After that, the band joined him: Goodmornings frontman Jim Davis on bass, with Ben Hoke on guitar and Todd Lewis on drums. The ensuing noise from the bandstand occasionally sounded like countless Midwestern bar bands swinging for the fences, and major-label deals, at afternoon parties during the annual South by Southwest music fest in Austin, Texas. More often, it came off like a local-bred version of a bourbon-marinated knockoff of the Rolling Stones, circa 1969. Imagine the Replacements trading shots with the Gin Blossoms. Aaron’s songs with the band were pretty much Americana rock—the one I can recall, the one a few people in the back of the room were singing along to, was something about “California through a windshield.”
When Goodmornings returned after a break for their own set, Davis had switched to guitar, and Gumbiner stepped onstage to play bass. While Davis’ voice wasn’t as noteworthy as Aaron’s, it fit better with what the band was doing—playing a particular kind of rock ’n’ roll that, intermittently, struck a perfect balance between machine-like propulsion and complete disarray, like the music was flying apart and colliding together at the same time. And Hoke’s Mick Taylor-style guitar parts, tentative behind Aaron, were more assertive when backing Davis’ vocals.

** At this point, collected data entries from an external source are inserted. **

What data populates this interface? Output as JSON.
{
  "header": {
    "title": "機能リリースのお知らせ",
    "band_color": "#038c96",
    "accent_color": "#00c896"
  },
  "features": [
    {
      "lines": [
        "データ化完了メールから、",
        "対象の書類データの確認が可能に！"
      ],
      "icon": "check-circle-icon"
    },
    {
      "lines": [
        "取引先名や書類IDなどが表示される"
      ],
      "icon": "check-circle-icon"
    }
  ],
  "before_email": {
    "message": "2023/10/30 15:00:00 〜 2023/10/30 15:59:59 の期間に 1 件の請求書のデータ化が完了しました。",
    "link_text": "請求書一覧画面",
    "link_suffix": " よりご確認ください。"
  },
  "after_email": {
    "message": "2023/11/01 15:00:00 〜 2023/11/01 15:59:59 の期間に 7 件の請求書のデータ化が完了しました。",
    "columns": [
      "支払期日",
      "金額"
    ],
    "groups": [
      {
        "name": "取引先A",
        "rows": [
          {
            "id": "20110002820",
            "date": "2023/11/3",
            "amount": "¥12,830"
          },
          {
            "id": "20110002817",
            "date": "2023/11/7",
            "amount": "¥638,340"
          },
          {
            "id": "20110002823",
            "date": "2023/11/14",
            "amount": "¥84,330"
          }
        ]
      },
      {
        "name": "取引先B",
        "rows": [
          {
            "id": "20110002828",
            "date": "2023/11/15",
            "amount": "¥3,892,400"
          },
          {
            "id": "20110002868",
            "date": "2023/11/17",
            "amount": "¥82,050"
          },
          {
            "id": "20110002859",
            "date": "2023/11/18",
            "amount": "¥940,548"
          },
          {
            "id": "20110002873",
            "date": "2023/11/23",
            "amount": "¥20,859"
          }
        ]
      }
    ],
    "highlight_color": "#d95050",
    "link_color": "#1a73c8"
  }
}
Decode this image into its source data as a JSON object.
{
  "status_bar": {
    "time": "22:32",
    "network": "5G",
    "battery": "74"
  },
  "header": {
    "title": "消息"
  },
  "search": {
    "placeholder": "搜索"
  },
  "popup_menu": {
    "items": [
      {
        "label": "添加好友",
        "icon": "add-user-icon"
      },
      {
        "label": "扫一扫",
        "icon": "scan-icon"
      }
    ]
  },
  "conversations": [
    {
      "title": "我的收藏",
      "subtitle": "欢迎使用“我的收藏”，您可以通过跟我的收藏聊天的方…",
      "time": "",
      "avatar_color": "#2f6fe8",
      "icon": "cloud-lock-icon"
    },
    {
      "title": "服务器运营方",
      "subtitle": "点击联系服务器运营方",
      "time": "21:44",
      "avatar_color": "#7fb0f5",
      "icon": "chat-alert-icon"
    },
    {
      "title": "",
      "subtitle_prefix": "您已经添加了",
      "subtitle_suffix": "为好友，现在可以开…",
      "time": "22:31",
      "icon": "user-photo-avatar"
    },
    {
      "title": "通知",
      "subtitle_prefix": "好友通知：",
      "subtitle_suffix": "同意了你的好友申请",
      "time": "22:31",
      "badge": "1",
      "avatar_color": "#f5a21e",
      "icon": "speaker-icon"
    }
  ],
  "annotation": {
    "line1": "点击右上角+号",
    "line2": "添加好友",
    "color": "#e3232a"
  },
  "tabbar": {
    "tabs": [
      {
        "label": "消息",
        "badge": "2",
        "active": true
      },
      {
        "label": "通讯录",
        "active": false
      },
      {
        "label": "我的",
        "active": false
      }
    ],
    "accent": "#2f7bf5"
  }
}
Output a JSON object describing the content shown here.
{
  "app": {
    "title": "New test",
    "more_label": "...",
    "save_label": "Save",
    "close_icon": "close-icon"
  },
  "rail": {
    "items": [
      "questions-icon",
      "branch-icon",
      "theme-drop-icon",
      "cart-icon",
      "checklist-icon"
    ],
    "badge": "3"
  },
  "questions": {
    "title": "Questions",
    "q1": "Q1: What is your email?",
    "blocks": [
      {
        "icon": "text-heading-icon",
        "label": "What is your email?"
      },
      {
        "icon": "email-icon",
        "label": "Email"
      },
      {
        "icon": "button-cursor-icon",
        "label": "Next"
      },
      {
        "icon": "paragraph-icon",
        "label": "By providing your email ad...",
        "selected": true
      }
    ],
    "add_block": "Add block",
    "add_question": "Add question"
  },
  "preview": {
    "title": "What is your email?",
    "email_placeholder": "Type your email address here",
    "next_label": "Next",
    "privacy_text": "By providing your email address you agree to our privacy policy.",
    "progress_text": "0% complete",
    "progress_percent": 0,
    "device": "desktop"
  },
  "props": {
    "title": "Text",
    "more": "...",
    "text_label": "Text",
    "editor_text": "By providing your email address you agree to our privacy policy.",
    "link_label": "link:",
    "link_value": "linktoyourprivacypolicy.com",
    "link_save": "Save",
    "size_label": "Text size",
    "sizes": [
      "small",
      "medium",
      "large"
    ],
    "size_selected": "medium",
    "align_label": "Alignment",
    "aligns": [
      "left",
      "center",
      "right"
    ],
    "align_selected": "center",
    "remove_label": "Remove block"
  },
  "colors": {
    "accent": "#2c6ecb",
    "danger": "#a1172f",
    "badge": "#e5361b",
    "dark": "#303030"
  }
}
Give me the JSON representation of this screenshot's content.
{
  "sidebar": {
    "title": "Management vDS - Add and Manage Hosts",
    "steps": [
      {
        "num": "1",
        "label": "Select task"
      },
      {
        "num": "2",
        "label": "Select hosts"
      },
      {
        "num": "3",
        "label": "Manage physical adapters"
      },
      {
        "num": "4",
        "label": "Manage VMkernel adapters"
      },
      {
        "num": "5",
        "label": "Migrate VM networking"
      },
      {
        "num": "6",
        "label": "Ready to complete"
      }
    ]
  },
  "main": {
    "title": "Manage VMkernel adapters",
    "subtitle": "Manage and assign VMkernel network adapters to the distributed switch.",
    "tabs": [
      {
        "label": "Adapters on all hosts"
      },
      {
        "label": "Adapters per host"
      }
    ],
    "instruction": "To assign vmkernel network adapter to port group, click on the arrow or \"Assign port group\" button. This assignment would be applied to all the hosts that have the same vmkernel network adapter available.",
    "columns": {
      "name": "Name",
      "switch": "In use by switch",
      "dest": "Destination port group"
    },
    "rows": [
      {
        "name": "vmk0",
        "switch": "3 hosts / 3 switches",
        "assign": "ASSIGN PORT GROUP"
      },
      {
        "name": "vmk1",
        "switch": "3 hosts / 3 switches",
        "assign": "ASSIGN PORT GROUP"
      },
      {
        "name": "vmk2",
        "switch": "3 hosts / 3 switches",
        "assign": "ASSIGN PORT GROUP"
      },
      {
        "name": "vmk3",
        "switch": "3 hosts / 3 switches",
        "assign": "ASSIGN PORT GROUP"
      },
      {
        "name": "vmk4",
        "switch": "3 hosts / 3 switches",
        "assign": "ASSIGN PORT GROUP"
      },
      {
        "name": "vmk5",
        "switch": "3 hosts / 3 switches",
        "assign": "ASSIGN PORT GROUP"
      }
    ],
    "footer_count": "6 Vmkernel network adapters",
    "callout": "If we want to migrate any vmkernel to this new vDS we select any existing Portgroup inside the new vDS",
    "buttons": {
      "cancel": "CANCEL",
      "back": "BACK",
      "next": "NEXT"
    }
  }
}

The band played songs from its forthcoming album, Black Gold, Texas Gold, which Gumbiner recorded at Deathray’s Brighton Sound Studios. If that album’s as good as the tunes Goodmornings played, it oughta be a real treat. And you can catch the band at Old Ironsides this Saturday, April 22, opening for Golden Shoulders at that combo’s CD-release party, with the Miles also on the bill.
One of Gumbiner’s other recording projects stopped by the show to watch: Local guitar icon Mike Farrell has finished one track for a solo album at Brighton. Considering the many years Farrell has dedicated to playing in everybody else’s bands, it’s about time he made his own record.